I also wanted to say you're a liar

after reading your whole post I highly doubt you "easily" submitted BJJ black belts(or submitted them at all) and then got tapped out by white belts.



if you're going to lie, at least make it look believable.
 
FutureBxer said:
I also wanted to say you're a liar

after reading your whole post I highly doubt you "easily" submitted BJJ black belts(or submitted them at all) and then got tapped out by white belts.



if you're going to lie, at least make it look believable.

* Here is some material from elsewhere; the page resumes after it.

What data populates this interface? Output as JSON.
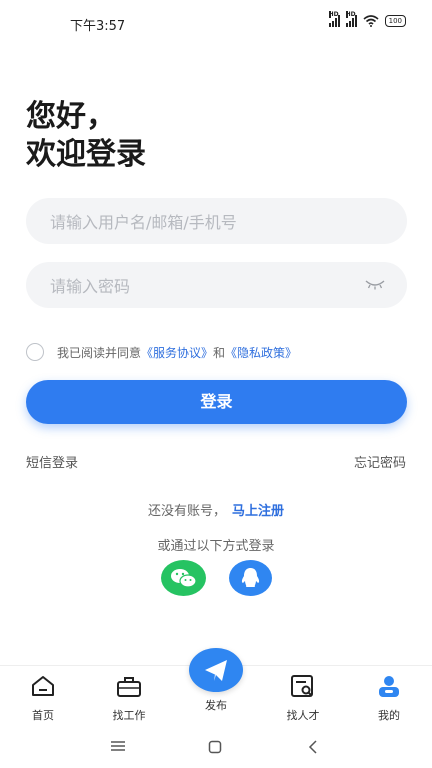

I travel quite a bit and practice in different locations. I have yet to see a BJJ black belt get submitted by a lesser belt period much less by a white belt. While anything can happen, and I will fall short of calling anyone a liar, a white belt stating that he submitted a BJJ blackbelt needs more than his sayso. I ask for proof.

JJJ on the ground is possible. BJJ? Nope. I went against a BJJ purple belt not too long ago. I am still hurting even though I tapped quickly. I can't imagine a blackbelt.

BTW, I do agree with the part of the post by Jiu-jitsu cop. You can't judge a martial art by just fighting one person.
 
I've got a friend who does JJJ in Hawaii and he talks about groin strikes, strikes to the throat, eye rakes and pressure points. He says that they're ground isn't as worked on and throws aren't that extensive either, more striking and quickly subdueing your opponent.

You have to remember that the samurai did Jiu-Jitsu and to do a throw or a submission like an armbar during a battle with all that armor didn't seem practical.
 
Yes and no. According to some friends who practice JJJ, a samurai was also very likely to throw a guy and hold him down while his buddies finished the other guy off with their weapon of choice. I do not have any historical documents (no proof on this so lets call it speculation or hypothesis until then) although this does sound like an interesting subject to research.
 
Frodo,

You are very close minded for a martial artist...Snake Boxing does not make use of submission holds like other ground fighting methods. It prefers to attack and disable the opponent through breaking joints, disabling muscles and tendons or paralyzing with knockout blows to pressure points.

Hey Doc.
I assume your completely serious about this, so my question is what do you think happens if the opponent doesn't submit? Something breaks! Trust me, I speak from experience. The Americana that snapped my arm like a twig left me pretty freakin' disabled...For 9 months! (Spiral fracture of the Humorous, thank god it wasn't my shoulder!) Needless to say, I learned to tap that night.
 
Very few grappling arts understand the use of balance, pressure points and real joint locks. When I say joint locks I mean breaking things not bending things.

Thats why I study Tibetan Snake Boxing. Nothing wrong with BJJ to get you started, but if you want to complete your grappling training come see me at the Gompa.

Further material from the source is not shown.